休憩を挟んで始まった後半部の最初は、ゲーテの教養小説(ビルドゥングスロマン)である『ヴィルヘルム・マイスターの修業時代』内の「竪琴弾きの歌」3曲が演奏された。解説で語られたように、物語中に登場する薄幸の少女ミニョンの父親である老人が、自らの境遇を歌った歌詞である。3番がとりわけ有名だが、全曲演奏される機会は珍しいといえる。第1曲「孤独になじむ者は」はその老人のもとへ「苦しみが日夜忍び寄」り、「墓の中でようやく孤独になれるならば、その苦悩からも解放されるだろう」と歌う哀切の歌である。第2曲「涙とともにパンを食べたことの無い者は」は他の2曲に比べて後年の作曲で、曲の構成も最も複雑となっている。悲しみの夜を過ごすこの老人が、そのような運命を与えた天上の神に対して嘆きの言葉をかける内容となっている。第3曲「家々の戸口に忍んで行き」はメロディーが非常に印象的なので記憶に残りやすい。老人の哀れな姿を見ると誰もが涙を流すだろうが、老人にはその涙の理由がわからない、という悲しみに満ちた歌である。どれも陰鬱な曲だが、澤武さんの歌声はこの曲の持っている魅力を十二分に引き出し、心を揺さぶるようなものであった。続く曲は、こちらもおなじみ「白鳥の歌」から第13曲、「ドッペルゲンガー」である。解説するまでもないが、かつての恋人の家を訪れた男の前に現れた自分の分身に遭遇するという、筆舌に尽くしがたい体験を語っている。この曲は淡々とした語り口で始まり、最後に「びっくり」するような事実が明かされるという仕掛けが施されており、そこがまた最大の聴きどころでもあるわけだが、この「びっくり」させ方についても澤武さんは実に巧みで、最後の箇所であたかもセリフかのような歌い方に変化させ、この若者の驚きがまさに体現されていた。そしてドッペルゲンガーの後にどうしても聴きたくなるのがその次の第14曲「鳩の使い」であるが、今回のプログラムはその期待に応えてくれた。ザイドル作詞の明るく楽しく、ちょっぴり切ないこの曲はやはり締めにはぴったりである。今回の演奏は1曲目とまったく変わりなくエネルギッシュで、演奏家の実力を存分にうかがい知ることができた。さて、プログラムはこれで終了であるが、この後には事情によりキャンセルとなった1曲の代わりに、お二人の桐朋学園の先生である加賀清孝氏作曲の「みそさざいの歌」をアンコールとして披露された。日本語歌詞で、歌唱、ピアノ伴奏ともに非常に変化に富んだ大曲であった。

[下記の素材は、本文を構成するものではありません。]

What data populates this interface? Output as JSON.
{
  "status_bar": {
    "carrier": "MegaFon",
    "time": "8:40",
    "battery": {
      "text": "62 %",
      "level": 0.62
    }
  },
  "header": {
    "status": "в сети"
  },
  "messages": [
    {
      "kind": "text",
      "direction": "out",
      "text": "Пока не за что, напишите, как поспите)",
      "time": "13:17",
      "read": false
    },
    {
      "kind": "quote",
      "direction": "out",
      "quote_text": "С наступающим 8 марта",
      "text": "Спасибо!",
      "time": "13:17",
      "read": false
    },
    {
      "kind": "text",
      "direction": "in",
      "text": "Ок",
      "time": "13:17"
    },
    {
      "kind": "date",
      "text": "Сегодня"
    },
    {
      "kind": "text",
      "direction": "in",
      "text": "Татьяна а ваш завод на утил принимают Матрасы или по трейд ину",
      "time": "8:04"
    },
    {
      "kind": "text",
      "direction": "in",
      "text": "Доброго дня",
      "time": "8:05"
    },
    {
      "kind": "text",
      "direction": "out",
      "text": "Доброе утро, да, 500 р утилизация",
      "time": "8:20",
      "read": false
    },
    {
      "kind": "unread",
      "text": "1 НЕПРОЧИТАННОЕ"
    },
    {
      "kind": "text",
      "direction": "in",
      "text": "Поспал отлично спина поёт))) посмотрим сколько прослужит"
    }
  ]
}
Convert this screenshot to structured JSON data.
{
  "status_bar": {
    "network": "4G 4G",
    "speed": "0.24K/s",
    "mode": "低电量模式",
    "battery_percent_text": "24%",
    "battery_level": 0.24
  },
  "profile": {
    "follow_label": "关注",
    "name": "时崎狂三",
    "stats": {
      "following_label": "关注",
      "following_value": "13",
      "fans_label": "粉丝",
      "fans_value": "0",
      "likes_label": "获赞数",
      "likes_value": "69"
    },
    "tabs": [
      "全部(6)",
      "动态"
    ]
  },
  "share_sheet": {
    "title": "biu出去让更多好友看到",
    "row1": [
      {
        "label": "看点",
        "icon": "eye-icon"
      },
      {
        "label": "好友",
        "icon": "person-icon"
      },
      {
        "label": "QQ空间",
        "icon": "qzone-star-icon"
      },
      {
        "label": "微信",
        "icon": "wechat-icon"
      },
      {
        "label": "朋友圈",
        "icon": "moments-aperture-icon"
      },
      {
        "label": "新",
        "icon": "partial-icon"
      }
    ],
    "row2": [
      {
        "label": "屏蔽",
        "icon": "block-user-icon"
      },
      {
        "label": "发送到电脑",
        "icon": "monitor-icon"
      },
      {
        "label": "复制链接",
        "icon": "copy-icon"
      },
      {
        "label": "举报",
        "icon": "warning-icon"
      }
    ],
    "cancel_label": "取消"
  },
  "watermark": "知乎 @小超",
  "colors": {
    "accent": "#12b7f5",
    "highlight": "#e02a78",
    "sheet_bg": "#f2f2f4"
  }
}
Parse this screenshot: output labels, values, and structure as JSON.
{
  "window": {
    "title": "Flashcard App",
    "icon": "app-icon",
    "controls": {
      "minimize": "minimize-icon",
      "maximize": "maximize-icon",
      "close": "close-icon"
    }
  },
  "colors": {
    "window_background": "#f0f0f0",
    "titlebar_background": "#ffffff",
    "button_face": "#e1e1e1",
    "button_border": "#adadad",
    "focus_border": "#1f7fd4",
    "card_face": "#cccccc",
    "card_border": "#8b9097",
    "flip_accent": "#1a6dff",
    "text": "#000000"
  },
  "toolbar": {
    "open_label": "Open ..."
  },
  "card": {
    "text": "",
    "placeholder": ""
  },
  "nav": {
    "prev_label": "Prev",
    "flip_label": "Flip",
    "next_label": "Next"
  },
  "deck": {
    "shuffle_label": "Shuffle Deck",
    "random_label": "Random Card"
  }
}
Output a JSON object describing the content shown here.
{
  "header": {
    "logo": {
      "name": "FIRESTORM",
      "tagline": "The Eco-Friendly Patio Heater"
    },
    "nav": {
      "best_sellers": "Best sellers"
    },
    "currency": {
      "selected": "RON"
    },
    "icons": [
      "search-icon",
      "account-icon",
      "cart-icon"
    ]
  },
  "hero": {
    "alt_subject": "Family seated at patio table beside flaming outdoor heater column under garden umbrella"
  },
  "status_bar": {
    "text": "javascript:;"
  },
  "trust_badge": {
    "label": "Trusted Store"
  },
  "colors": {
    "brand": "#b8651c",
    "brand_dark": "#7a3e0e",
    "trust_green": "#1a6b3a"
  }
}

以上が、初秋の例会の模様の報告である。今回の印象をまとめるならば、杉山さんがつけられたタイトルはまさに言い得て妙であり、「ドラマチック・リート」に溢れた内容だったといえる。魔王などドラマ仕立ての曲に限らず、劇的な展開を有する曲を中心に選曲されていて、歌手の魅力を最大限に引き出す構成になっていたように思われる。途中に挟まれる澤武さんによる解説も楽しく、会場は遠方から来られたお客さんまでおり、超満員であった。一会員としても、やはりいつもと違う新鮮で迫力のある歌曲を堪能できたことは、非常に満足だった。今回の例会を企画された杉山さんには、改めて感謝の言葉を述べたい。